Verizon officials decline to quantify how many subscribers have signed up for FiOS TV, although O’Connell says the company is on track to meet its goals for 2005. Verizon hopes to win 20% share of the pay TV market in Keller, O’Connell says, but she wouldn’t outline the timeline for that ratio.

She says Verizon has also seen success in Keller with the rollout of its FiOS Internet high-speed data service, which launched last year. About one-third of the homes Verizon passes in Keller now subscribe to FiOS Internet, O’Connell says.

When Verizon first launched FiOS Internet, about 50% of new customers were first-time high-speed data customers. And of that group, about half were getting Internet access to the home for the first time.

“We had people bringing out old computers that had been sitting in their closets, because they decided they were now ready to use it,” recalls Sheila Lau, president of Verizon’s Texas operations.

Lau says Verizon has trained 200 field technicians in Texas on how to install FiOS TV and FiOS Internet in the last year, and that the company is currently training another 150 technicians, including a number of former cable employees.

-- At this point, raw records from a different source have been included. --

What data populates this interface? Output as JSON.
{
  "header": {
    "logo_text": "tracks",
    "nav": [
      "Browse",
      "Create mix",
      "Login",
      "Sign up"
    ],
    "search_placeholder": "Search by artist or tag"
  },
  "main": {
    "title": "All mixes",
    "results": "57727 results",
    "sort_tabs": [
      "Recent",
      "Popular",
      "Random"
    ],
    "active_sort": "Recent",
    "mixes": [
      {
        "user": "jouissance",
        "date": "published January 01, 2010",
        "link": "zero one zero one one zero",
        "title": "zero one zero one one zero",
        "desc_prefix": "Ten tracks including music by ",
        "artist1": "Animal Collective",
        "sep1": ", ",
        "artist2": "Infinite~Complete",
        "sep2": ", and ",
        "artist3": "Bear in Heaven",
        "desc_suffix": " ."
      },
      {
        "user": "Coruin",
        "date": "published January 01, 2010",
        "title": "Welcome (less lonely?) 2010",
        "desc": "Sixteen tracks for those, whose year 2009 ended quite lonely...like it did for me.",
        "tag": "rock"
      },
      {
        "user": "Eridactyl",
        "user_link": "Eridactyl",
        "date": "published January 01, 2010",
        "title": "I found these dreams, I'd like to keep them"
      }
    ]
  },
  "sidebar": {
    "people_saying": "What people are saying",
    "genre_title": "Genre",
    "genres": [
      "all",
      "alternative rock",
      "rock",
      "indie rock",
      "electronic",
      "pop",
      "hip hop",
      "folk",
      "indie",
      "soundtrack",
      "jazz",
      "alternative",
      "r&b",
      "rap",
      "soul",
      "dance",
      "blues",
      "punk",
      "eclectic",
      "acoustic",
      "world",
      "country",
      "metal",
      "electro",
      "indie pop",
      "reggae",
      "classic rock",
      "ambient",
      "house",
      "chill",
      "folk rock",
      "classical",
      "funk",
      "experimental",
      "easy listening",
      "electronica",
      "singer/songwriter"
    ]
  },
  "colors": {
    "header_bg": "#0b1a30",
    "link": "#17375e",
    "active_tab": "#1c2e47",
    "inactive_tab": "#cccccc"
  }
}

“We are going to train every single tech to do everything — data, voice and video,” Lau says. “Customers have told us they want the whole package, so we don’t want to send different crews out there.”

Verizon executives say they don’t plan to match Charter’s steep discount of the high-speed Internet and digital-cable bundle. Verizon is charging $39.95 monthly for a 160-channel package of basic and expanded basic channels, and charging an additional $34.95 monthly for a 5 Mpbs FiOS Internet service. Subscribers can also pay up to $179.95 monthly for Internet access speeds of 30 Mpbs.

If most potential FiOS customers take the attitude of Keller resident Scott Ohlrich, who discussed Verizon recently at the bar in Up N Smoke Barbecue on Main Street in Keller, price may not be the key factor in the local battle with Charter and other pay TV providers.

“For me, price isn’t everything,” says Ohlrich, who gets TV from EchoStar’s Dish Network, and high-speed Internet access from local provider OneSource Communications, but is thinking about switching over to FiOS. “It would be customer service. The old adage, 'You get what you pay for’ — I’m willing to pay more for something that’s going to benefit me,” Ohlrich says.